At Open Systems, we approach AI the same way we approach security: with clarity of purpose and a focus on outcomes. As “Guided GenAI” rises toward the peak of the Future of Work Hype Cycle, many organizations are testing how automation can reshape their security operations. The potential is real – but so are the risks of misalignment.

AI creates value in security only when it elevates human judgement. Not by taking it away. And yet, security leaders face a growing tension: where does human oversight remain indispensable, and where does it become a bottleneck?

This is not a theoretical question. It is one that affects threat response, operational resilience, and trust.

Why “Human-in-the-Loop” Is Not a One-Size-Fits-All Answer

HITL has become a standard pillar of responsible AI governance. But in practice, it can fail when organizations treat it as a universal safeguard.

Research on the MABA-MABA fallacy shows that the assumption “humans do X, machines do Y” breaks down in complex systems. In fact, the more capable the AI, the more paradoxical the situation becomes:

A computationally superior machine still requires humans to ensure that it is working effectively – and the human is held accountable for errors, even when the machine is more accurate.
https://www.nature.com/articles/s41599-020-00646-0

Real-world cases show how fragile this arrangement can be.

Oversight Complacency: When Humans Stop Watching the System

In the U.S., a driver supervising an autonomous vehicle became disengaged — reportedly asleep or playing a game — and the car caused a fatal crash. The automation worked well most of the time, and the human, expected to be a vigilant fallback, simply wasn’t.

This is a classic case of oversight complacency:

  • if the system works too well, humans stop monitoring.
  • if the task is too passive, humans disengage.

The Mirror Image: Alert Fatigue

In security operations we know the opposite effect just as well:

  • when too many alerts are irrelevant, analysts stop responding.
  • attention collapses under noise.

Oversight complacency and alert fatigue are two sides of the same behavioral coin– and both erode accountability.

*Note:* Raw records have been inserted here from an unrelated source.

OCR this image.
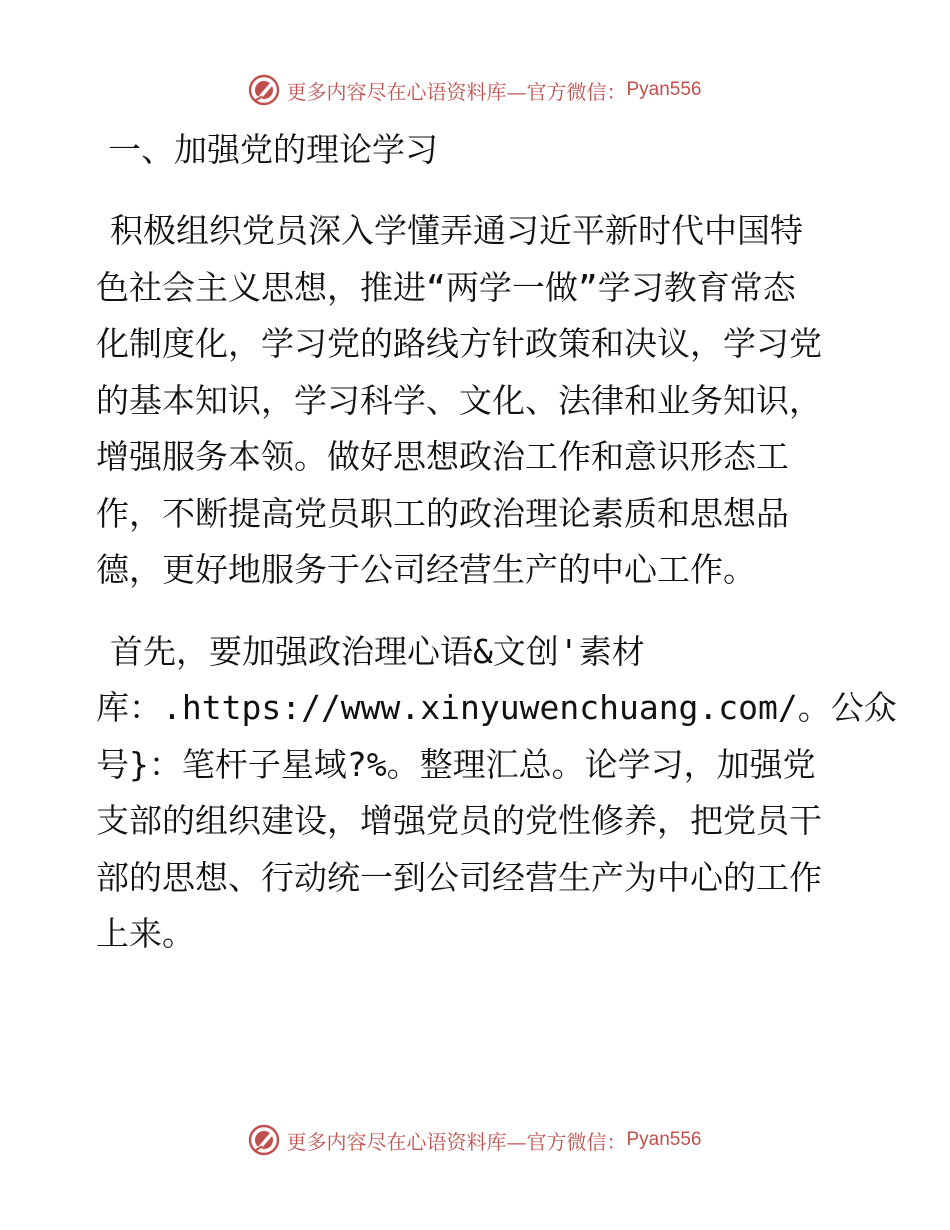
更多内容尽在心语资料库—官方微信： Pyan556
一、加强党的理论学习
积极组织党员深入学懂弄通习近平新时代中国特
色社会主义思想，推进“两学一做”学习教育常态
化制度化，学习党的路线方针政策和决议，学习党
的基本知识，学习科学、文化、法律和业务知识，
增强服务本领。做好思想政治工作和意识形态工
作，不断提高党员职工的政治理论素质和思想品
德，更好地服务于公司经营生产的中心工作。
首先，要加强政治理心语&文创'素材
库：.https://www.xinyuwenchuang.com/。公众
号}：笔杆子星域?%。整理汇总。论学习，加强党
支部的组织建设，增强党员的党性修养，把党员干
部的思想、行动统一到公司经营生产为中心的工作
上来。
更多内容尽在心语资料库—官方微信： Pyan556
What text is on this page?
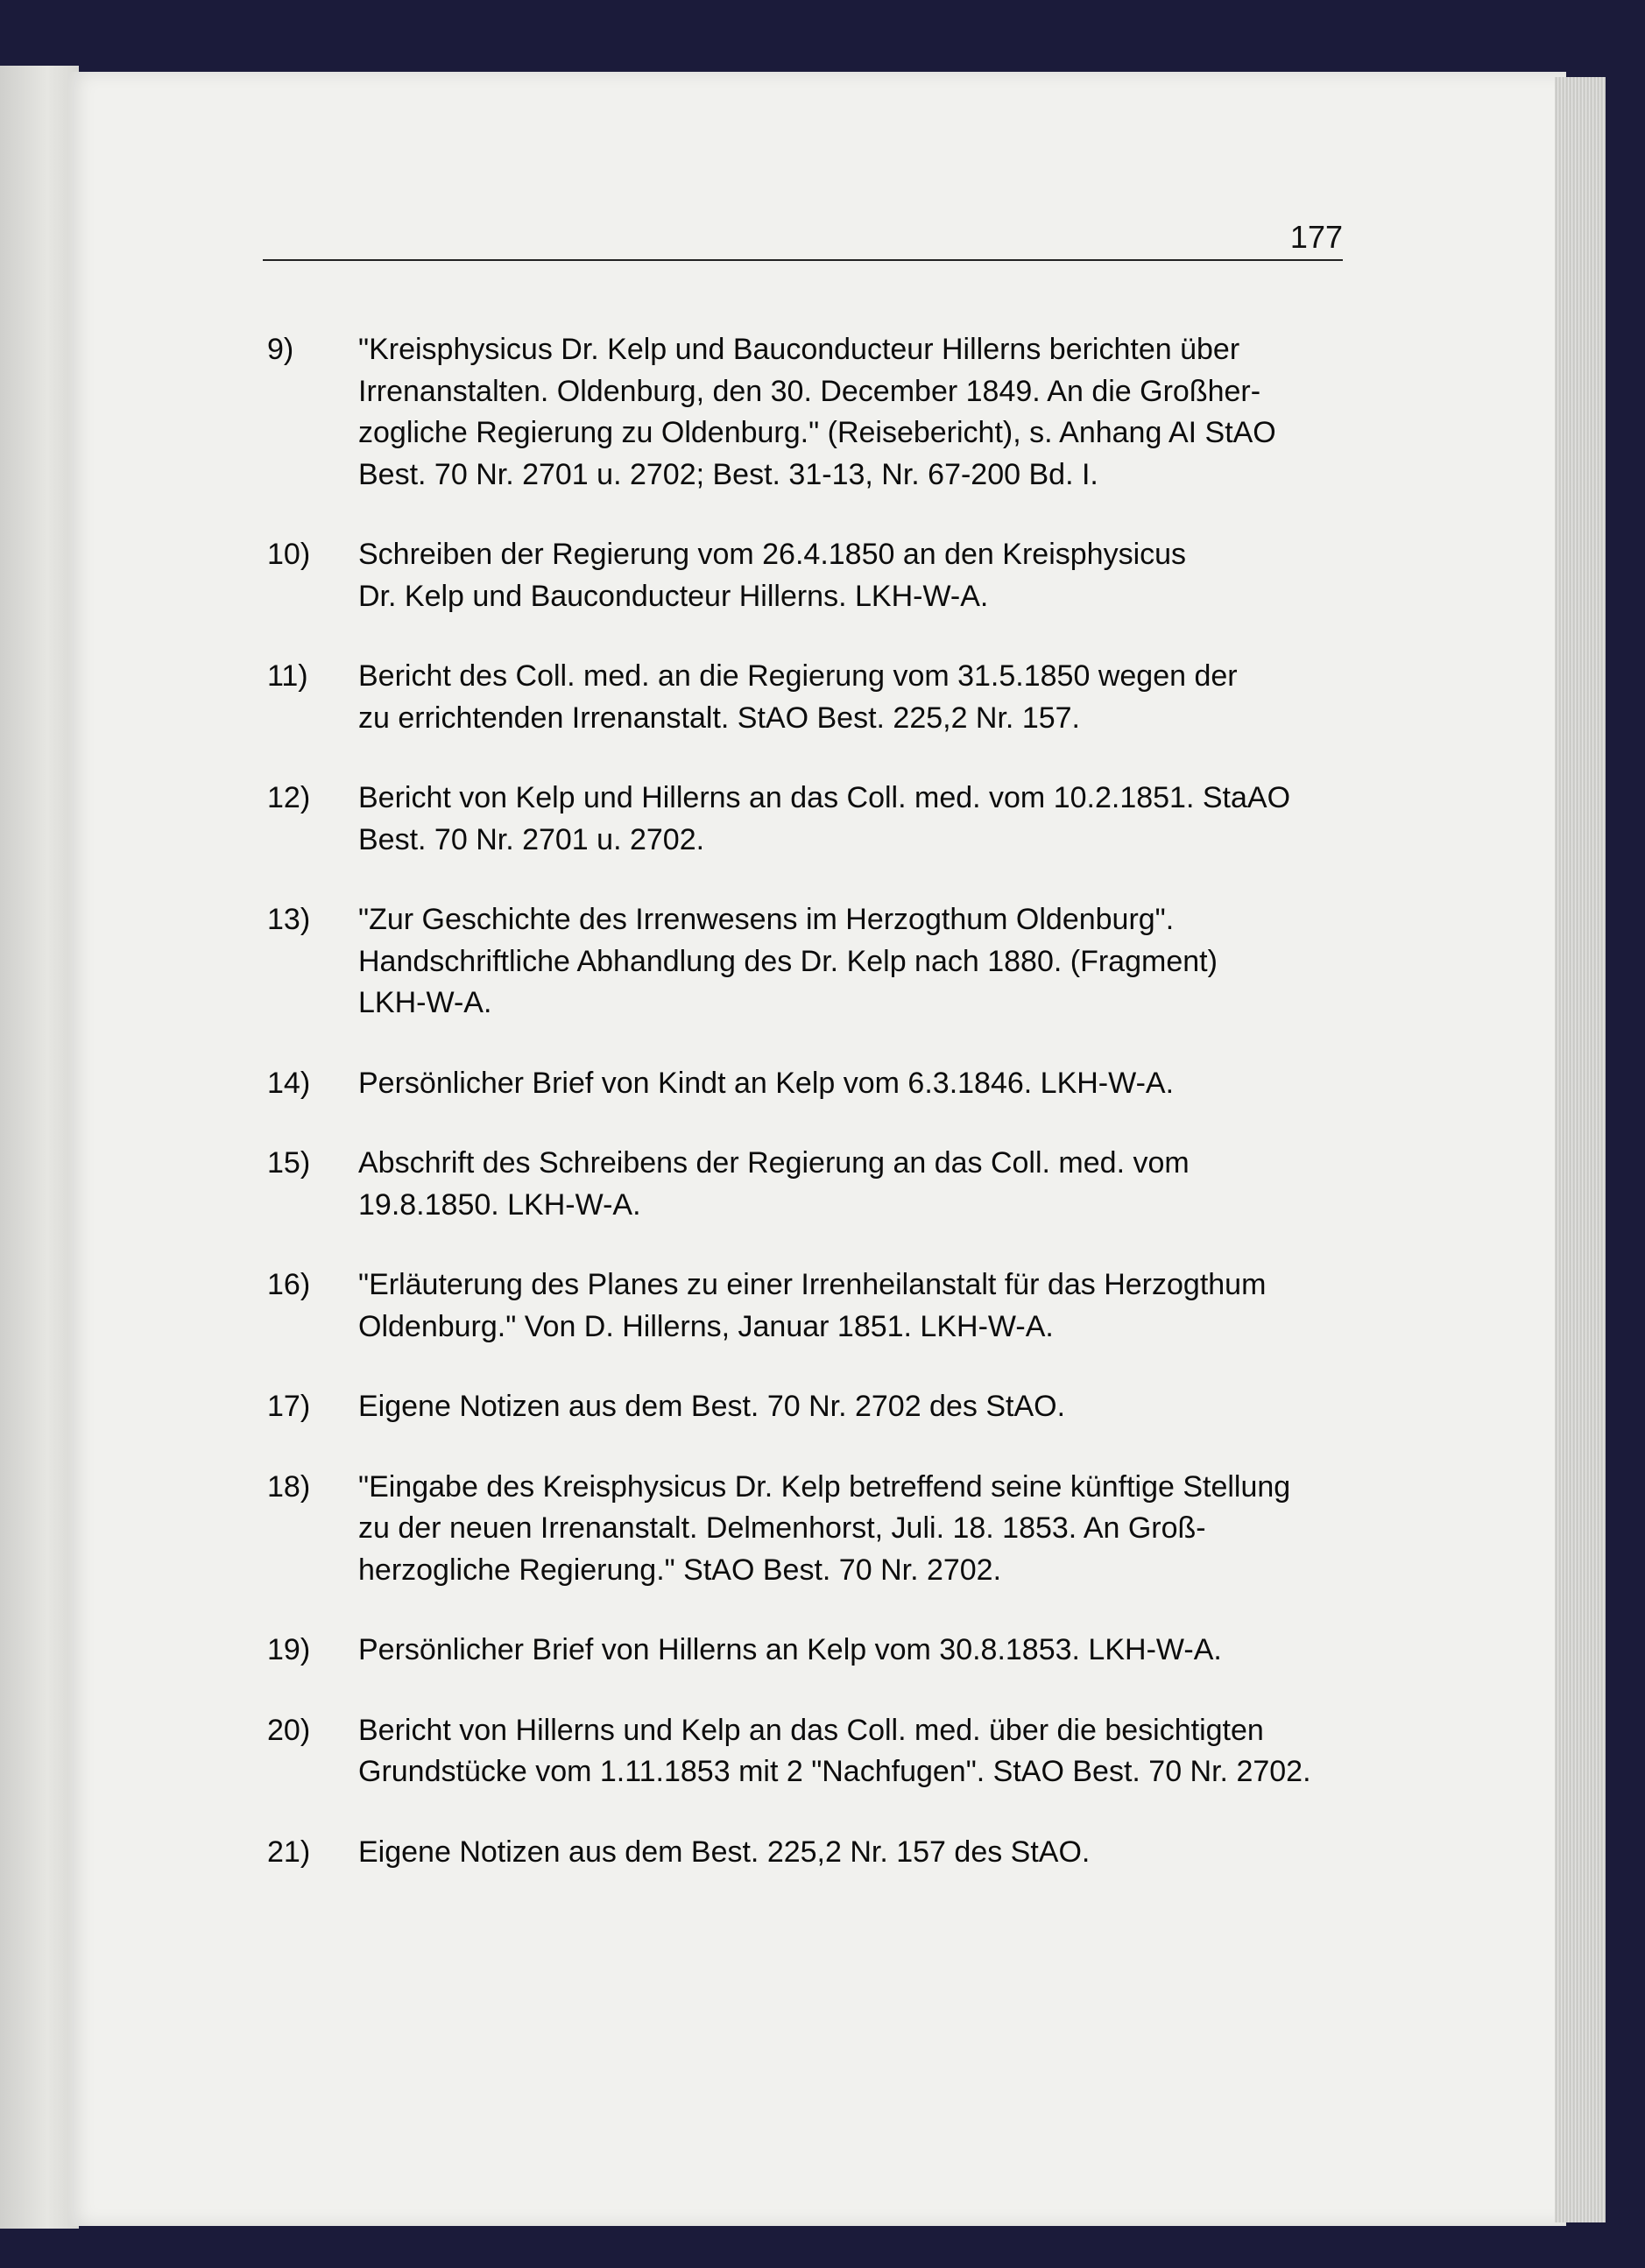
177
9)	"Kreisphysicus Dr. Kelp und Bauconducteur Hillerns berichten über
Irrenanstalten. Oldenburg, den 30. December 1849. An die Großher-
zogliche Regierung zu Oldenburg." (Reisebericht), s. Anhang AI StAO
Best. 70 Nr. 2701 u. 2702; Best. 31-13, Nr. 67-200 Bd. I.
10)	Schreiben der Regierung vom 26.4.1850 an den Kreisphysicus
Dr. Kelp und Bauconducteur Hillerns. LKH-W-A.
11)	Bericht des Coll. med. an die Regierung vom 31.5.1850 wegen der
zu errichtenden Irrenanstalt. StAO Best. 225,2 Nr. 157.
12)	Bericht von Kelp und Hillerns an das Coll. med. vom 10.2.1851. StaAO
Best. 70 Nr. 2701 u. 2702.
13)	"Zur Geschichte des Irrenwesens im Herzogthum Oldenburg".
Handschriftliche Abhandlung des Dr. Kelp nach 1880. (Fragment)
LKH-W-A.
14)	Persönlicher Brief von Kindt an Kelp vom 6.3.1846. LKH-W-A.
15)	Abschrift des Schreibens der Regierung an das Coll. med. vom
19.8.1850. LKH-W-A.
16)	"Erläuterung des Planes zu einer Irrenheilanstalt für das Herzogthum
Oldenburg." Von D. Hillerns, Januar 1851. LKH-W-A.
17)	Eigene Notizen aus dem Best. 70 Nr. 2702 des StAO.
18)	"Eingabe des Kreisphysicus Dr. Kelp betreffend seine künftige Stellung
zu der neuen Irrenanstalt. Delmenhorst, Juli. 18. 1853. An Groß-
herzogliche Regierung." StAO Best. 70 Nr. 2702.
19)	Persönlicher Brief von Hillerns an Kelp vom 30.8.1853. LKH-W-A.
20)	Bericht von Hillerns und Kelp an das Coll. med. über die besichtigten
Grundstücke vom 1.11.1853 mit 2 "Nachfugen". StAO Best. 70 Nr. 2702.
21)	Eigene Notizen aus dem Best. 225,2 Nr. 157 des StAO.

The lesson is clear: humans cannot meaningfully supervise systems that are designed in ways that undermine human attention. Also regulators have begun to articulate what meaningful human oversight should look like. The European Data Protection Supervisor highlights exactly this challenge: oversight must be real, informed, and feasible – not a symbolic add-on to automated systems.

This aligns with what we see in the field: teams cannot supervise everything, and asking them to do so undermines both morale and reliability. Oversight must be targeted, not total.

Where Guided GenAI Helps

Guided GenAI provides a path forward because it isn’t designed to replace analysts or overwhelm them with raw output. Instead, it brings structure and transparency into workflows that were previously opaque or fragmented.

For Open Systems, this means systems that:

  • explain why a recommendation is being made,
  • highlight what is uncertain or unusual,
  • direct human attention to the moments that truly require judgement,
  • reduce irrelevant noise so oversight remains manageable,
  • and maintain a consistent evidentiary trail.

Rather than forcing humans to manually review everything, Guided GenAI helps them focus on the decisions that matter — without sacrificing speed.

This is accountability by design, not by burden.

Accountability by Design, Not by Default

To avoid the pitfalls outlined in the MABA–MABA literature, next-generation NOCs need to adopt a more deliberate model for shared work. Four principles guide our approach:

  1. Humans shape intent; machines execute with traceability

Cognitive work – interpretation, ethics, prioritization – remains human-led. Machines scale the execution reliably and consistently.

  1. Oversight adjusts dynamically to risk and context

Some actions require human approval; others can run autonomously but remain auditable. Oversight must be flexible enough to reflect real-world pressures.

  1. Responsibility must be distributed explicitly

Clear logs, transparent decision chains, and defined escalation paths ensure accountability is shared appropriately — not silently shifted onto analysts.

  1. Oversight must be realistic for the teams doing the work

Monotonous review tasks do not create safety; they create blind spots. Sustainable oversight means reducing unnecessary cognitive load.

Evolving Faster Than the Threat Landscape

Machines continue to improve rapidly. Humans, by comparison, remain constant. That’s not a weakness, it’s a design constraint. The real opportunity lies in how we architect systems where human judgement and machine intelligence work together without overwhelming one another.

At Open Systems, we believe the future of secure operations is neither fully automated nor fully manual. It is coordinated: a partnership where AI accelerates expertise, clarifies decisions, and upholds accountability at every step.

AI should not replace human judgement. It should extend it – reliably, transparently, and at scale. That is how we deliver security that customers can trust, even as the landscape accelerates.